Que lejos quedaron los perfumes a la madreselva y que diáfanas quedaron las rosas. En algún momento parecían ser un sentimiento profundo para matar a la culpa, pero ya nada de eso significan. Ni siquiera mi corazón dinamitado por los codiciosos puede desafiar a la ingratitud.
Sin dudarlo mucho, me he convertido en un oculto personaje. Por lo tanto, trataré de no inmutarme; no quiero exacerbar a los animales del establo; ellos son sensibles a los ruidos que suelen provocar las cadenas… Y los aplausos.
Mientras me acerco a una plaza llena de incertidumbres. Una señora que va caminando con un solo zapato me obliga a que le diga qué números debe jugar a la quiniela. Cierro los ojos por cinco segundos y le digo, «tiene que jugar al veinte, porque anoche soñé que sobre unas nubes de colores, un cisne muy bello danzaba buscando paz para su cerebro».
La señora me mira, y con un tono ofuscado me dice, «no le jugaré a ese número, le jugaré al diecinueve». Usted es un pescado mentiroso lleno de resentimientos. Le respondo que tiene razón; es la repuesta indicada que muchos necesitan escuchar cuando han superado el nivel de estupidez.
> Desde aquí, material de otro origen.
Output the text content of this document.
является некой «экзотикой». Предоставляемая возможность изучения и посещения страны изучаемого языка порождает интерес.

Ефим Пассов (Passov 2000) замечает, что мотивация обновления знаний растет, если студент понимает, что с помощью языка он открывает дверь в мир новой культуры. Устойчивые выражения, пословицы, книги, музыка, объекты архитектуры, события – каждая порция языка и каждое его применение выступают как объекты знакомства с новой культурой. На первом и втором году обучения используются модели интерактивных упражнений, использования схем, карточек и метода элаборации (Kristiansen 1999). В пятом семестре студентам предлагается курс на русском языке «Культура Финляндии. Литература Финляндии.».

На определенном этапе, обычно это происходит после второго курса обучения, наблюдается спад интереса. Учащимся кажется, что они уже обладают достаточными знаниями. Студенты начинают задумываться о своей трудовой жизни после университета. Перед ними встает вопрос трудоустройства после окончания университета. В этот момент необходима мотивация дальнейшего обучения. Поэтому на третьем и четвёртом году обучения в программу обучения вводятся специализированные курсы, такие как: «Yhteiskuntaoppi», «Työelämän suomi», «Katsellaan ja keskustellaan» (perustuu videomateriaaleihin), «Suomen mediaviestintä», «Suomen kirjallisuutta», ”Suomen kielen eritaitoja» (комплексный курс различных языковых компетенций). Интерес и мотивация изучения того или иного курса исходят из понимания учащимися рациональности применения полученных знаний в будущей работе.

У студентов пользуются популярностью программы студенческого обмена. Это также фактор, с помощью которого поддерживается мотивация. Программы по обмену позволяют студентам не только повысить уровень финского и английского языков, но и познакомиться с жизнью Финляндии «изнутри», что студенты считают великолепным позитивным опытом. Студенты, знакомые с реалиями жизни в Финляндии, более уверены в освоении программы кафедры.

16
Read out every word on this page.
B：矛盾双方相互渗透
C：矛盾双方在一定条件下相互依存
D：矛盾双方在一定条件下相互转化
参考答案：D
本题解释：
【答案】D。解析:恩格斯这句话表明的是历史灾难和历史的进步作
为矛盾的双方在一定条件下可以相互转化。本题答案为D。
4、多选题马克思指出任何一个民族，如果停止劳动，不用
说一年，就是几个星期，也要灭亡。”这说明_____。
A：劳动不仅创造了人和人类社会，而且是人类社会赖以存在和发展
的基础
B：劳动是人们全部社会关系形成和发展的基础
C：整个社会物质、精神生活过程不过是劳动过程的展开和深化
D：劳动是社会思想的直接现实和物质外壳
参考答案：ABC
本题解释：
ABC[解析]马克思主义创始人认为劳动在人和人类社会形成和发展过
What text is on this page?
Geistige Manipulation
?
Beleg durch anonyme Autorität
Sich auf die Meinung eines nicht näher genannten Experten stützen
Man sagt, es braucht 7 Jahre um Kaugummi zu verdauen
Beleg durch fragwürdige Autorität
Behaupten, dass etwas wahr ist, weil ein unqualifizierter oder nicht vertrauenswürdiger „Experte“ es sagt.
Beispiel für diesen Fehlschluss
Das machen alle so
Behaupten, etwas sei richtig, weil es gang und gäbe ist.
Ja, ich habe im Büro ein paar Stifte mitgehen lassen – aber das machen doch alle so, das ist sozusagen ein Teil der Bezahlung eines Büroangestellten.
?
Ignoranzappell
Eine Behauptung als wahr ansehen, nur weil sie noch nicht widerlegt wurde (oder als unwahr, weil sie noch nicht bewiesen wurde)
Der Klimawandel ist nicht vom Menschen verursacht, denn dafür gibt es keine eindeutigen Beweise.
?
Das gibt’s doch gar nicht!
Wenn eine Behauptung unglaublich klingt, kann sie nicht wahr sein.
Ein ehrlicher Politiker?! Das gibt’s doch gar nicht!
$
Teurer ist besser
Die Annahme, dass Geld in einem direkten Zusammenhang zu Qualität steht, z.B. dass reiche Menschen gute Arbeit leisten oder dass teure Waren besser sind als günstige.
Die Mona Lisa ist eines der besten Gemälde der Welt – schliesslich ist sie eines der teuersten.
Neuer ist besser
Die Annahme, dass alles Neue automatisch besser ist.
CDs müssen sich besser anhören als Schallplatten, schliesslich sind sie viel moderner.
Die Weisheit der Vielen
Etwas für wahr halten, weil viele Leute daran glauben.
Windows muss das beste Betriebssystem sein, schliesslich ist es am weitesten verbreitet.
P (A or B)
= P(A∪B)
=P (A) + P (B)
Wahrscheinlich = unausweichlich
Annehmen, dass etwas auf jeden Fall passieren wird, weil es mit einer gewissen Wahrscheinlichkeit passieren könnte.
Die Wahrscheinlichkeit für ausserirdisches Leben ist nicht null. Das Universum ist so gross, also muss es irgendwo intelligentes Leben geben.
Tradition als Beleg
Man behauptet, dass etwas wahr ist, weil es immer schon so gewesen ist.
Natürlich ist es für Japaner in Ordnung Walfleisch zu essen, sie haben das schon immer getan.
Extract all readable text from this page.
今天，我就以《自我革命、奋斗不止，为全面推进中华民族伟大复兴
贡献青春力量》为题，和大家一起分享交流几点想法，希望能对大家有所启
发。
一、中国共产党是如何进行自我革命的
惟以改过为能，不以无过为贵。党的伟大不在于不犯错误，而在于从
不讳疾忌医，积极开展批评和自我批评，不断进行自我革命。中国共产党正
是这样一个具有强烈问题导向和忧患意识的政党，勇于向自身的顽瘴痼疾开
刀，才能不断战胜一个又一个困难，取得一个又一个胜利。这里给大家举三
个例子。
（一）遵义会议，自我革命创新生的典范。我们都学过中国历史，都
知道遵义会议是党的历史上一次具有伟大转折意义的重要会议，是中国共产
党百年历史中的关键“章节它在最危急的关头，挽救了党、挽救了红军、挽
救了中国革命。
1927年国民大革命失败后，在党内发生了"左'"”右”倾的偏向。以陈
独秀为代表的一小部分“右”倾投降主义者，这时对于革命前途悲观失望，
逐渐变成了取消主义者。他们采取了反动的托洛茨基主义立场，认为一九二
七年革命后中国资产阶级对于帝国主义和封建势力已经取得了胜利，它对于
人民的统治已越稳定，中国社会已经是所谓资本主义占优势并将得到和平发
Seguramente la señora seguirá diciéndome cosas sobre el razonamiento y sobre el comportamiento colectivo. Debo estar muy sensible a las explicaciones metódicas. Ya que desde hace un tiempo me alejo de las teorías decadentes de los fabuladores.
No he avanzado más de cien metros cuando me encuentro con ella. ¡Qué hermosa se la ve! Le sonrió muy tímidamente, cuando levanté mi mano derecha, e intenté decirle hola. La señora de la quiniela me grita, «no le haga caso a sus sueños, usted está fuera del juego».